Джакоби прикрыл глаза и невольно застонал сквозь зубы.
– Эй, эй, – Стоунволл даже привстал. – Ты в порядке? Позвать сестру?
– Нет, – боль от воспоминаний была в разы, в сотни раз мучительнее подрыва на мине. – Ты знал об этом, майор? О сделке?
– Клянусь тебе, нет, – Стоунволл посмотрел в глаза сентиенту. – Если бы не ты, никто и никогда не узнал бы.
– Зачем? – теперь, когда он вспомнил все, ненависть душила Джакоби, заставляя его пульс разгоняться. – Зачем они так с нами?
Стоунволл покачал головой. Для многих сентиентов майор был больше, чем командиром. Другом, отцом – вот кем он был, даже несмотря на то, что такие люди, как Стоунволл, приходит и уходят, ведь их жизнь несоизмеримо короче.
– Это политика. Содружество посчитало…
Услышав это слово, Джакоби побледнел от гнева.
– Содружество… ублюдки, – он сжал кулаки, и локтевой сгиб правой тут же полоснуло болью. – Лицемерные сволочи… они обменивают нас на жизни людей… пленных офицеров и всяких шишек из министерств. Продают словно куски мяса!
Джакоби попытался подняться, но Стоунволл силой уложил его обратно.
– Одного не пойму, майор, – Джакоби стиснул зубы до скрипа. – Разве меня не должны были прикончить, если я стал свидетелем этого безумия? Для чего меня собрали по кускам, как гребаного Франкенштейна?

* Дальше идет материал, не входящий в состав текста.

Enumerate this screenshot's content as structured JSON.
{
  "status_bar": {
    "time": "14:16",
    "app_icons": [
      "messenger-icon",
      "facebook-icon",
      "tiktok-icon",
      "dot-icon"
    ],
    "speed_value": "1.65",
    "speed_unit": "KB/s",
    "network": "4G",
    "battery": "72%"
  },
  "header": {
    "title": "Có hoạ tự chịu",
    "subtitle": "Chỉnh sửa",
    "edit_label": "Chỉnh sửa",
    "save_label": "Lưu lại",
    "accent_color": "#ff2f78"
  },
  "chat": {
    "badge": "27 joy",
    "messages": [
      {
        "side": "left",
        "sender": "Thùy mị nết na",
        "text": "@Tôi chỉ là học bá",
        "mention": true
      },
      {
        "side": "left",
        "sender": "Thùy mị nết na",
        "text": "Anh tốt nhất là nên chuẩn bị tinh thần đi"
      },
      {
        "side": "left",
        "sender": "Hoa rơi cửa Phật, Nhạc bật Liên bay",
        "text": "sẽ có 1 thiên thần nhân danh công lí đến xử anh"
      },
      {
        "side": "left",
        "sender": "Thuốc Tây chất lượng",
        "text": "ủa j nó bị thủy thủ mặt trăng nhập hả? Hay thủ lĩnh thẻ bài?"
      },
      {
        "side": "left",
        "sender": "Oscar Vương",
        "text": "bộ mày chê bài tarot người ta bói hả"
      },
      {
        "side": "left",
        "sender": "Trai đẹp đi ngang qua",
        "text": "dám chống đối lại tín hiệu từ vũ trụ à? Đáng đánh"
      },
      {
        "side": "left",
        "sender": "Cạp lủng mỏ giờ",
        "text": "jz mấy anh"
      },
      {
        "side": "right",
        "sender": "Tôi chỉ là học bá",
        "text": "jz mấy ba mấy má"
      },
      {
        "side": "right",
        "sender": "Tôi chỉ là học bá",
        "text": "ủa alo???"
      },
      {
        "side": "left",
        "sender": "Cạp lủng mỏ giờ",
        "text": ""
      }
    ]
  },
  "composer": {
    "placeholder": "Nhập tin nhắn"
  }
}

– Я и говорю, политика! – Стоунволл наклонился к нему, и Джакоби различил тонкий, бьющий в нос запах продуктов спиртового распада. – Ты по внутренней связи всему взводу доложил, так? Зачистить тебя было бы недостаточно, тут надо весь взвод зачищать.
Джакоби выматерился: об этом он как-то не подумал.
– Как оклемаешься, к тебе еще придут поговорить на эту тему. Но я тебе скажу вот что, капитан: тебя оставили в живых, чтобы ты случившееся представил в другом свете. В новостях, журналистам этим.
– Что?!
– Своему взводу скажешь, мол, ошибся. Мерзко, понимаю. Но для общественности тебе придется сказать то, что на бумажке напишут.
– Черта с два! – пульс Джакоби подскочил до двухсот.
На писк монитора в палату прибежала Аника. Всплеснула руками, увидев разъяренного сентиента.
– Капни ему седативного, – шепнул Стоунволл.
– Нет, нет, – Джакоби замотал головой, но было поздно: игла шприца уже скользнула в его подключичный катетер.
– В последний раз предупреждаю, – Стоунволл склонился к нему. – Забудь об этом. Влитую кровь ведь обратно не выкачаешь – нет, твоя участь будет иной. Тебя разжалуют, а затем отправят в такие дебри, о которых ты и не слышал. Ты будешь добывать себе пропитание, поедая дождевых червей, до самой смерти, Джакоби. Понял меня?
До самой смерти… Сентиенты могут прожить и до трехсот лет, впрочем, после окончания военного контракта никому и в голову не придет беспокоить отдавшего свой долг солдата. Джакоби знал, что, отслужив положенный срок, он получит кучу денег и полную свободу действий – это было все, что ему нужно.
Да, иногда у него случались отпуска и выходные, но все это было не сравнить с тем обещанным блаженством, которое должно было начаться с окончанием службы.
Жизнь после войны – тот единственный пряник, на который рассчитывал каждый сентиент. Лишь это будущее заставляло его вставать по утрам, отжиматься, бегать, поддерживать себя в прекрасной форме, а на линии огня выжимать из своего гибридного, генетически модифицированного тела все, до последней капли темно-бурой, густой, как деготь, крови.
Завершив службу – этот ад, длиной в сто лет, а то и больше, – сентиенты уходили на заслуженную пенсию. Они не старели так, как люди, их тела не изнашивались, и поэтому многие из них начинали новую жизнь в других, малоизученных мирах. Кто-то покупал себе недвижимость, кто-то занимался наукой: Джакоби лично знал одного такого магната, основателя проекта по исследованию глубокого космоса «Вечный странник». Некоторые сентиенты заводили семьи, зная, что ни одно существо, живое или мертвое, больше не побеспокоит их.